Eircom veut profiter du retour en grâce de l’Irlande pour revenir en Bourse

Détenu par ses créanciers depuis 2012, l’opérateur de télécoms irlandais envisage une introduction en Bourse pour assouplir un peu plus sa dette
Olivier Pinaud

Tout un symbole. Victime de l’exubérance des grandes années LBO et de la crise irlandaise, Eircom envisage un retour sur les marchés financiers. Passé en 2012 sous le contrôle de ses créanciers, l’opérateur historique de télécoms irlandais réfléchit à une introduction en Bourse (IPO) afin de conforter son redressement financier. Le groupe a engagé Rothschild pour l'épauler. D’autres options sont à l’étude, a précisé la direction d’Eircom.

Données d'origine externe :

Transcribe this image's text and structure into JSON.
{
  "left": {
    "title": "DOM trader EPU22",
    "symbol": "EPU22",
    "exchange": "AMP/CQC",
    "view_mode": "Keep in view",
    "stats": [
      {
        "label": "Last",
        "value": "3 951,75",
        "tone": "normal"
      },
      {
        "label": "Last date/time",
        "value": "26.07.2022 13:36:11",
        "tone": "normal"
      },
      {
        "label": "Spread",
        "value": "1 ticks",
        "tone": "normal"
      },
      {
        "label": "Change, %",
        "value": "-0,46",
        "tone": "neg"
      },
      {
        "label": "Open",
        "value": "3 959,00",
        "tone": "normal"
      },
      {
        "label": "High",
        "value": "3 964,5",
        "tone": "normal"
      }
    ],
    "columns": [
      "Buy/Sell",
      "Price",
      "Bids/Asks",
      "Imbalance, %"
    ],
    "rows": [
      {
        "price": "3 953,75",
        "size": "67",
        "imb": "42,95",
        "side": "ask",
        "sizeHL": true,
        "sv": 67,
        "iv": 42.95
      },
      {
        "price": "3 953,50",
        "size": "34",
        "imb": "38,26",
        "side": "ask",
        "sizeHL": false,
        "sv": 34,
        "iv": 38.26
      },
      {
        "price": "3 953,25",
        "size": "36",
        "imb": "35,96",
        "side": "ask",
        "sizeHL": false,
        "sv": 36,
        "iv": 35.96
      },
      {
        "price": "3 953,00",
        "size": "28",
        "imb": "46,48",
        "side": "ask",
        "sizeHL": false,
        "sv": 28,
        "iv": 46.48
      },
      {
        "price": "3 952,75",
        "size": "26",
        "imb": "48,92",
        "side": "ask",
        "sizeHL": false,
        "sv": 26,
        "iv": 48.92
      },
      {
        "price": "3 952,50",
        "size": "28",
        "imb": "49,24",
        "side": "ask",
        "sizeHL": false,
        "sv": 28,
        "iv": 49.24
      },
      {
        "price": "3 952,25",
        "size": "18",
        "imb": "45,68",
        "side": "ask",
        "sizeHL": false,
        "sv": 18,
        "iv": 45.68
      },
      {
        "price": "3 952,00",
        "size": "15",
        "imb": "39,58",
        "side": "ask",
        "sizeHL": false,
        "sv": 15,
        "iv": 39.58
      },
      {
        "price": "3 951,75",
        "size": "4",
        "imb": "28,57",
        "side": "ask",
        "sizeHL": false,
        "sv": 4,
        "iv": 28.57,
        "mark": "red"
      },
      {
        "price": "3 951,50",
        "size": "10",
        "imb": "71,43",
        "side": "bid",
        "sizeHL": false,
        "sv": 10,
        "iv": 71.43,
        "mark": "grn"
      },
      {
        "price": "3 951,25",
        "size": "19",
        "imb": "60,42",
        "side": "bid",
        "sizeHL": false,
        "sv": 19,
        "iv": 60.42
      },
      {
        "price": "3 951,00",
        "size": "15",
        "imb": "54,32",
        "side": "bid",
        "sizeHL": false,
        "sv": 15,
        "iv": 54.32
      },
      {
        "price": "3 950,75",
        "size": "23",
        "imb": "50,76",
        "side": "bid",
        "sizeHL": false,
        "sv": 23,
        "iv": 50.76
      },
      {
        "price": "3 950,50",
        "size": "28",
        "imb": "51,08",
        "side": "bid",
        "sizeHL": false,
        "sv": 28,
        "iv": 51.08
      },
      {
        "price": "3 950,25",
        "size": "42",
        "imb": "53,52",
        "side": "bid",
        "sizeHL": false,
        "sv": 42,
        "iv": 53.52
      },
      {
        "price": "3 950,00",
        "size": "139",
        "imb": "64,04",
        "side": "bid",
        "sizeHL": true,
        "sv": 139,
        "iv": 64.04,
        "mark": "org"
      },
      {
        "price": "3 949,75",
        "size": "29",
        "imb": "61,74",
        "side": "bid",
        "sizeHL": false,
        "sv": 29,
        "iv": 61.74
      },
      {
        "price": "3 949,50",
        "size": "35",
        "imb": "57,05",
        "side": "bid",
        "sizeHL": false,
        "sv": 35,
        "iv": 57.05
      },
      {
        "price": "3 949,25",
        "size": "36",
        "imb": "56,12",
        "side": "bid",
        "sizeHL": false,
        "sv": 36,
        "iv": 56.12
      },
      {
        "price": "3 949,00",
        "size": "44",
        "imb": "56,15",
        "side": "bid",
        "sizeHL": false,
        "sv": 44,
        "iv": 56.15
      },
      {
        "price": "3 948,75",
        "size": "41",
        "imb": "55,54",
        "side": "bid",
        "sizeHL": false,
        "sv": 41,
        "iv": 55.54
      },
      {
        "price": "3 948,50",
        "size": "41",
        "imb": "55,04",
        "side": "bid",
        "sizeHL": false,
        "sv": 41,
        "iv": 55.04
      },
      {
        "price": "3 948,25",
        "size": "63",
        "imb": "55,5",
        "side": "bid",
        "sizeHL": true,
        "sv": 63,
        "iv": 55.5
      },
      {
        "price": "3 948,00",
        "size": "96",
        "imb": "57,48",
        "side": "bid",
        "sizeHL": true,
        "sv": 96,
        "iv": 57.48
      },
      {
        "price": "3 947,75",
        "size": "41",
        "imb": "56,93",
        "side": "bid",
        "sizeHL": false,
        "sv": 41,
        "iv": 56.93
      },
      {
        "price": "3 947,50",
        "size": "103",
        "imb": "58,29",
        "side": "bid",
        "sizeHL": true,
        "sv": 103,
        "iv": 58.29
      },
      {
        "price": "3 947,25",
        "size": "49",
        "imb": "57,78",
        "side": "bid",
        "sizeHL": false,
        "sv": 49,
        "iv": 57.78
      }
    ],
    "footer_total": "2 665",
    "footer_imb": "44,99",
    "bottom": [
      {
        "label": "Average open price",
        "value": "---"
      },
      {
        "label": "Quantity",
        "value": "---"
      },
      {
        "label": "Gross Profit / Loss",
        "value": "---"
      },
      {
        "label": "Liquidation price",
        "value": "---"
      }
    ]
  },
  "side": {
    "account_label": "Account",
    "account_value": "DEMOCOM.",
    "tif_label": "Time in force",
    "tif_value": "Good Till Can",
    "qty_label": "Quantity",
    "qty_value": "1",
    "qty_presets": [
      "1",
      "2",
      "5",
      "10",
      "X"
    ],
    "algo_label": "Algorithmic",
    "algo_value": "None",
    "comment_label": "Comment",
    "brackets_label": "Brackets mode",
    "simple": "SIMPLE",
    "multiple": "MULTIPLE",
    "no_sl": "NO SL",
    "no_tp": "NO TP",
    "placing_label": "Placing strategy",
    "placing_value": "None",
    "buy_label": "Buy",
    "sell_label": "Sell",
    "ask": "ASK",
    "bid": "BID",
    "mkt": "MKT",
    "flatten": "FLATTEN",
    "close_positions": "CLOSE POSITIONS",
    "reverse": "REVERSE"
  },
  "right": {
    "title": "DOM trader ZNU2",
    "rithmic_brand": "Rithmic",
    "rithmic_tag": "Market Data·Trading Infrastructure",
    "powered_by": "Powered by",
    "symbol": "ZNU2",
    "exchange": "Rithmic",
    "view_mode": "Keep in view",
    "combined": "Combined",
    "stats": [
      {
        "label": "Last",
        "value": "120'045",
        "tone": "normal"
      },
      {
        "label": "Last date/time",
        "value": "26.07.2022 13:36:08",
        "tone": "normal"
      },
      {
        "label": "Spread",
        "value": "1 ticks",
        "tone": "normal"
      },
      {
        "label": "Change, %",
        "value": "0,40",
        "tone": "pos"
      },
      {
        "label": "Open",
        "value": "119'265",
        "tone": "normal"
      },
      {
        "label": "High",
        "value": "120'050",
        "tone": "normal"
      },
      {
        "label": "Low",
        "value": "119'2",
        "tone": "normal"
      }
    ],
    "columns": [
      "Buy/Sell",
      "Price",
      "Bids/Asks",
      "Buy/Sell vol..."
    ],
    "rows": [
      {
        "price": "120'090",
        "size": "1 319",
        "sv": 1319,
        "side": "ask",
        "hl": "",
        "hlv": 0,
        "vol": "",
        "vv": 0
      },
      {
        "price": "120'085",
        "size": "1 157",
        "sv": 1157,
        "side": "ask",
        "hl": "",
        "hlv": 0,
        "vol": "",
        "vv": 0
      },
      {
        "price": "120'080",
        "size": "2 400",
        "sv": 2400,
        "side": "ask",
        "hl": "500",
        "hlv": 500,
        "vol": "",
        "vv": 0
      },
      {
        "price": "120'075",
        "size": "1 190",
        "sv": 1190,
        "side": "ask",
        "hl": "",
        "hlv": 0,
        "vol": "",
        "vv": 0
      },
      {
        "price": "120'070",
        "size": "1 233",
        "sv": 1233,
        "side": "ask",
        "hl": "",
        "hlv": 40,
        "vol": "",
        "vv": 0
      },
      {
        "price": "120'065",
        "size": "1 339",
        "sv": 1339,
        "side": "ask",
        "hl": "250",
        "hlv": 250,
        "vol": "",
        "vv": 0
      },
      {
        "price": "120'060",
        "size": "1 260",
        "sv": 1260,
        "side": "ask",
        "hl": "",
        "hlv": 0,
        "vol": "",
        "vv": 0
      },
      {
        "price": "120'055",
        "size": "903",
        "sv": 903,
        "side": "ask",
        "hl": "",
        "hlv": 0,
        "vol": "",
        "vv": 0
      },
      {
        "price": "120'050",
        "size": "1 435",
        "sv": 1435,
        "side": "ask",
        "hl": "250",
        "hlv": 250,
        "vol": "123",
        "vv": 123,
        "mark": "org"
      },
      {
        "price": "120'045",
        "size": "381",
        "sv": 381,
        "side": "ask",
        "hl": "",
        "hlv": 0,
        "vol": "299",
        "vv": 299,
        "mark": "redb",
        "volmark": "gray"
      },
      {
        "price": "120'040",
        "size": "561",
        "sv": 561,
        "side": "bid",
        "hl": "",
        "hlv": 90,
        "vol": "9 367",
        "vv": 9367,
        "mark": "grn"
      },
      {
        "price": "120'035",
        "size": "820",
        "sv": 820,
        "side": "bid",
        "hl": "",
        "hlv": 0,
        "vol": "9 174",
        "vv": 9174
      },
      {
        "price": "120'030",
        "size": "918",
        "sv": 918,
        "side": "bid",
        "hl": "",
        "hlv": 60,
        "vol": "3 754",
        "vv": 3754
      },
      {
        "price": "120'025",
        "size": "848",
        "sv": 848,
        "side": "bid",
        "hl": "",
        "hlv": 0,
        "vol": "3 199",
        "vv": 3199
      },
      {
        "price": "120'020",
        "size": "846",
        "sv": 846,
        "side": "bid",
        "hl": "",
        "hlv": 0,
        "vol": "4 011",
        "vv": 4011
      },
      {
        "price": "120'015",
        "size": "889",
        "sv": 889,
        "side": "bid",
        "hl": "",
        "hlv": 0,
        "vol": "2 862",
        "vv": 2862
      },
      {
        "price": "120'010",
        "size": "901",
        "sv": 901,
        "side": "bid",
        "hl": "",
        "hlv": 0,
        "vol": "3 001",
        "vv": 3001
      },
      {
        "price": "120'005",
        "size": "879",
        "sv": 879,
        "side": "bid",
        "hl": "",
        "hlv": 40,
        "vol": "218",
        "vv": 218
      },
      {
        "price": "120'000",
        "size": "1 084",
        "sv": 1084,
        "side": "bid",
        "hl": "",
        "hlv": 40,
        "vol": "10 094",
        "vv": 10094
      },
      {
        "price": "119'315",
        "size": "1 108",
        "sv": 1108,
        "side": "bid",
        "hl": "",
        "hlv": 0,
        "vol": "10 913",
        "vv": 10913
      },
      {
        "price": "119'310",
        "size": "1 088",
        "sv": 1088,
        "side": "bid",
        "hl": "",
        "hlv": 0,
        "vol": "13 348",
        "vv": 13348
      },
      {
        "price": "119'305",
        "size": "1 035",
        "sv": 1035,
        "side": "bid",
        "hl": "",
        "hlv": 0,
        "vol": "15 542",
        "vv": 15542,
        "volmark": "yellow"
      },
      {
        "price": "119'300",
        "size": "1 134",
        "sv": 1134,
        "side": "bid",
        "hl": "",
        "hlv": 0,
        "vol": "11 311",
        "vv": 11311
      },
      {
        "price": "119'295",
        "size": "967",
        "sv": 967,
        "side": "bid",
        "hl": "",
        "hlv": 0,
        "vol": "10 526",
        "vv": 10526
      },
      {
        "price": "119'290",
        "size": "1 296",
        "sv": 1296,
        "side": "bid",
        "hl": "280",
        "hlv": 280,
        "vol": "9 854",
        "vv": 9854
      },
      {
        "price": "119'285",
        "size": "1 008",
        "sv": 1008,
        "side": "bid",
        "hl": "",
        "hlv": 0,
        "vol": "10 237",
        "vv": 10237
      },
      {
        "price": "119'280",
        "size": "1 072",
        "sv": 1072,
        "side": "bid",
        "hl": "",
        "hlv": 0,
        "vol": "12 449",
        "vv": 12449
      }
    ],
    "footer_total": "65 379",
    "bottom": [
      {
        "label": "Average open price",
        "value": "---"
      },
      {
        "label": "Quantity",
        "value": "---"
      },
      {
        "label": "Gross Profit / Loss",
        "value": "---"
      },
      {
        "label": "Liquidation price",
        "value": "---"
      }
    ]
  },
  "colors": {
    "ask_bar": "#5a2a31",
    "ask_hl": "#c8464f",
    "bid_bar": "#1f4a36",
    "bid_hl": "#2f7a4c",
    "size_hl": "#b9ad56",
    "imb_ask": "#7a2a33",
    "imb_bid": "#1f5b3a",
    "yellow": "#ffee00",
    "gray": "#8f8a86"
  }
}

Si la voie de l’IPO est retenue, ce serait la troisième fois pour Eircom. Après le fiasco de la privatisation de Telecom Eireann en 1999, suivie deux ans plus tard par son rachat par le consortium Valentia, l’opérateur avait été une nouvelle fois mis en Bourse en 2004. Avant de repasser dans les mains d’un fonds d’investissement, en l’occurrence celles de Babcock & Brown. Eircom avait été par la suite repris par Temasek. Cette succession de LBO a conduit à la création d’un stock de dette de plus de 4 milliards d’euros. Et poussé Eircom au redressement judiciaire en 2012.

Le groupe est détenu depuis par ses créanciers seniors, Blackstone en tête avec environ un quart du capital, suivi par Alcentra, Silver Point ou Anchorage Capital. Cette prise de contrôle s’était soldée par l’annulation de près d’un milliard d’euros de dette. La structure porte encore une dette de 2,35 milliards d’euros, soit plus de 6 fois l’Ebitda estimé pour l’exercice 2013-2014, selon Moody’s.

Eircom a préparé la voie à une mise en Bourse en obtenant en février dernier un réaménagement de 2 milliards d’euros de dette. La maturité de ses lignes a été allongée de deux ans à septembre 2019. La marge avait été augmentée de 25 points de base, à 425 pb au-dessus de l’Euribor. Le groupe avait également obtenu la portabilité de sa dette en cas de changement d’actionnaires ainsi que la possibilité de distribuer des dividendes en cas de mise en Bourse. Enfin, les prêteurs avaient accepté que la dette et le capital d’Eircom puissent désormais être traités séparément.

L’IPO d’Eircom symboliserait le retour progressif à la normale pour l’économie irlandaise, le pays ayant de nouveau accès aux marchés financiers. En un an, deux groupes irlandais d’immobilier sont entrés en Bourse. Un troisième doit suivre dans les prochaines semaines tandis que le groupe hôtelier Dalata est coté depuis la mi-mars.